Despite the fact that the film deals with circumstances specific to Turkey, it’s themes are universal. I’m sure any woman watching this film can relate to the feeling of shame and injustice at their first experience of being told their behavior is ‘unladylike’. It might be to do with their first flourishing of sexuality, or it might be to do with being too boisterous, it might just be to do with being too outspoken. There are myriad reasons young girls are made to feel that part of their nature must be repressed in order to please family or community. Most women can pin point a time when exploring, being free, ‘being themselves’ suddenly became shameful because it was unseemly. The ensuing policing of how they dress, how they move, what they say, feels like a betrayal. It’s the early suppression of the female spirit and it is at the heart of this film.

The regime the girls find themselves under is invented and enforced with violence by men but it is meted out on a daily basis by women. The internalized misogyny of the situation definitely feels like a betrayal. However, there are moments of solidarity between the older generation of women and the sisters. And the films gaze is decidedly female. The more shocking or intimate incidents are never actually shown on camera which give them more gravity and concentrates the attention on how the girls are effected by them. Ergüven never paints them as victims either, she concentrates on how resilient they are which makes the film much more uplifting than you’d expect. With every new attack on their autonomy, they always find a way to claw back some freedom and remain defiant.

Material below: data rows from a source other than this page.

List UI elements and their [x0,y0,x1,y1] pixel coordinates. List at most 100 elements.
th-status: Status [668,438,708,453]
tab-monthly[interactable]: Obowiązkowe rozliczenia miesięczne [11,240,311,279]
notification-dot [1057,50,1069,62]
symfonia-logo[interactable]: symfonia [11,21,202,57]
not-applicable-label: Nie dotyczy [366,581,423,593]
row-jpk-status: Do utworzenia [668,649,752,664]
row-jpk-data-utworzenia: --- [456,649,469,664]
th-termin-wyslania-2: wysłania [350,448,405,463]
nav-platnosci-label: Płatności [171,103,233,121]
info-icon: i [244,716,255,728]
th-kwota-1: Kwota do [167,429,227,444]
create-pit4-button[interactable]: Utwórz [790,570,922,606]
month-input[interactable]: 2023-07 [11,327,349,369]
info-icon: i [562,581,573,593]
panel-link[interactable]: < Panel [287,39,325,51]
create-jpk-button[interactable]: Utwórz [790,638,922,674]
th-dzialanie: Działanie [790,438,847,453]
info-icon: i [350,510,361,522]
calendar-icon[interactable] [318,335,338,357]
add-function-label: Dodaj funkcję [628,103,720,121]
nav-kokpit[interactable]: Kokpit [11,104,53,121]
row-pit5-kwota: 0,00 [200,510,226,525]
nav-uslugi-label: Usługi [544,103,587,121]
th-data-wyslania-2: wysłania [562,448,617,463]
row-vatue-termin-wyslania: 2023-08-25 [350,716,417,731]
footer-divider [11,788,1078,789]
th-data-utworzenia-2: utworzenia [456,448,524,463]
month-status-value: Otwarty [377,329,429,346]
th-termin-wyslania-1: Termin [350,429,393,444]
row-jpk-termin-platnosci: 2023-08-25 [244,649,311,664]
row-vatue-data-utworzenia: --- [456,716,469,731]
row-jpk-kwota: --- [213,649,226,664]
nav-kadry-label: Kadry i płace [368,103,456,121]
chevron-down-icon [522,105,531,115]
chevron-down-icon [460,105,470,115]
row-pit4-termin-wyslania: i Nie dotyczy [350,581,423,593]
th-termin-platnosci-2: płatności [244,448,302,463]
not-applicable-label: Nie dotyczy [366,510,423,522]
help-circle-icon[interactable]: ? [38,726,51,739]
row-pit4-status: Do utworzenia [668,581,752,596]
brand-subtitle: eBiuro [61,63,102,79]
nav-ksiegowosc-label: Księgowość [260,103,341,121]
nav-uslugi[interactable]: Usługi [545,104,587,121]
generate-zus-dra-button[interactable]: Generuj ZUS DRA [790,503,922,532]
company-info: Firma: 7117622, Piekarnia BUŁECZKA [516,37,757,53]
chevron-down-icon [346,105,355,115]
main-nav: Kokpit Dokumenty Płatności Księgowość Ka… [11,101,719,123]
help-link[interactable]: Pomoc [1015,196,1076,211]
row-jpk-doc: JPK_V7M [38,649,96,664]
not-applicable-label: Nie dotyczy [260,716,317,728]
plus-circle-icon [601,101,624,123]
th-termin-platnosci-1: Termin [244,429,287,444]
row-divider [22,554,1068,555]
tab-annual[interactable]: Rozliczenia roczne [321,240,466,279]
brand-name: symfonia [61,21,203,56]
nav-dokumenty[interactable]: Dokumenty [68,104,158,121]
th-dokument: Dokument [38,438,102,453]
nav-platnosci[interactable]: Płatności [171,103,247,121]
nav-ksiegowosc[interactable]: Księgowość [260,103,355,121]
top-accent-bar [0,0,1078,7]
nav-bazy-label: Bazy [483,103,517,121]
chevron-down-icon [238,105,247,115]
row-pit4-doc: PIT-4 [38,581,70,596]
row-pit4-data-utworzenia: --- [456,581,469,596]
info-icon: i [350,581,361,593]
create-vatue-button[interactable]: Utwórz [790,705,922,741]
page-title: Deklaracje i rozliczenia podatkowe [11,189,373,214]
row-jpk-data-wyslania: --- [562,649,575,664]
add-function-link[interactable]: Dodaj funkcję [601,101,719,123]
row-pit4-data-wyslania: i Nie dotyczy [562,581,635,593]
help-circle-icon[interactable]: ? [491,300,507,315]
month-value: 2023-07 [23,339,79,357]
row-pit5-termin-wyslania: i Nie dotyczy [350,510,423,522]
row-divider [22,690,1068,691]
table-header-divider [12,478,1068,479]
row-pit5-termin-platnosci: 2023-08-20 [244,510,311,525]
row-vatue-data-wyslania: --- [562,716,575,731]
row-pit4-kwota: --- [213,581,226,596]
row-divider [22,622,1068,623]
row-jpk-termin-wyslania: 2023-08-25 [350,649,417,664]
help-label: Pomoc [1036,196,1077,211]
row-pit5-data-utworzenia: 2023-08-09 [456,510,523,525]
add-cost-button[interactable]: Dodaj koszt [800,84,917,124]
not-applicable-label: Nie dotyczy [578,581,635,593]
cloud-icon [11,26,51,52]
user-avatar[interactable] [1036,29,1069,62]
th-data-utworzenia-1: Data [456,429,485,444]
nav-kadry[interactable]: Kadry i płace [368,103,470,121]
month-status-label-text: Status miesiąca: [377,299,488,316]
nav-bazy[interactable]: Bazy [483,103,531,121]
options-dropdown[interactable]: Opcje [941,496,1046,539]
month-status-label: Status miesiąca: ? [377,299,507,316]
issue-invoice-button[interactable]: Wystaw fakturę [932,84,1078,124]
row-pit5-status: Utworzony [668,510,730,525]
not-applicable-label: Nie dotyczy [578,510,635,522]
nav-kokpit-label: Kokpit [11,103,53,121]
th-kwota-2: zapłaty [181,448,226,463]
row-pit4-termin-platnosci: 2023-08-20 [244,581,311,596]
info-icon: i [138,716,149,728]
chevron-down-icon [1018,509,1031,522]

Ergüven spent months auditioning girls of all ages and backgrounds to find the perfect group with the right chemistry. Her casting is absolutely impeccable. It was so well judged that she described them during the filming process as having become a ‘five headed body’. Of the five girls (Llayda Akdogan, Tugba Sunguroglu, Elit Iscan, Doga Doguslu and Gunes Sensoy) only Iscan had any previous acting experience but they all give utterly convincing, completely individual performances. Gunes Sensoy in particular harnesses such determination, strength and bloody mindedness in playing Lale. She is one of the most courageous female characters you’ll ever get to know.

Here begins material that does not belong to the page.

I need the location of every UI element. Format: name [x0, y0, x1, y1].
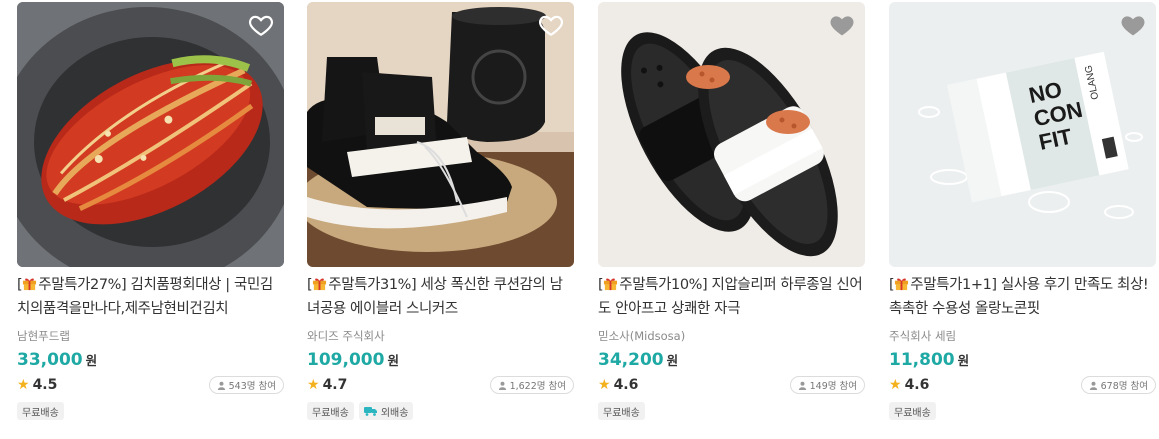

It is also a really poignant portrayal of sisterhood. To an extent it’s a relationship anyone with siblings can relate to in the way the sisters are dismissive towards each other, the way they tease and belittle each other but also how they rally together against a common enemy or defend each other without question. Ergüven and Winocour also explore the power of imagination and invention that comes so naturally to children and that is suppressed as we grow up. But specifically this is a story about the unique relationship sisters experience, even if they sometimes don’t get on. They are very physical with each other in a more nurturing way than brothers are. And they share the very specific experience of being a girl and becoming a woman. They talk about everything, their first sexual experiences, their hopes, their fears, their plans, their opinions.

I haven’t seen a better exploration of the betrayal of women by society since the Virgin Suicides. But this film makes Sophia Coppollas look like a voyeuristic and slightly romanticized depiction of female repression. It tackles the subject head on with courage and without apology. It, and Ergüven, have been attacked with violent criticism in Turkey but it’s not just an indictment of Turkish attitudes towards women. This film serves as a wake up call to all of us to look at our treatment of women and girls. It’s the best film I’ve watched this year.

And it passes the Bechdel test with ease.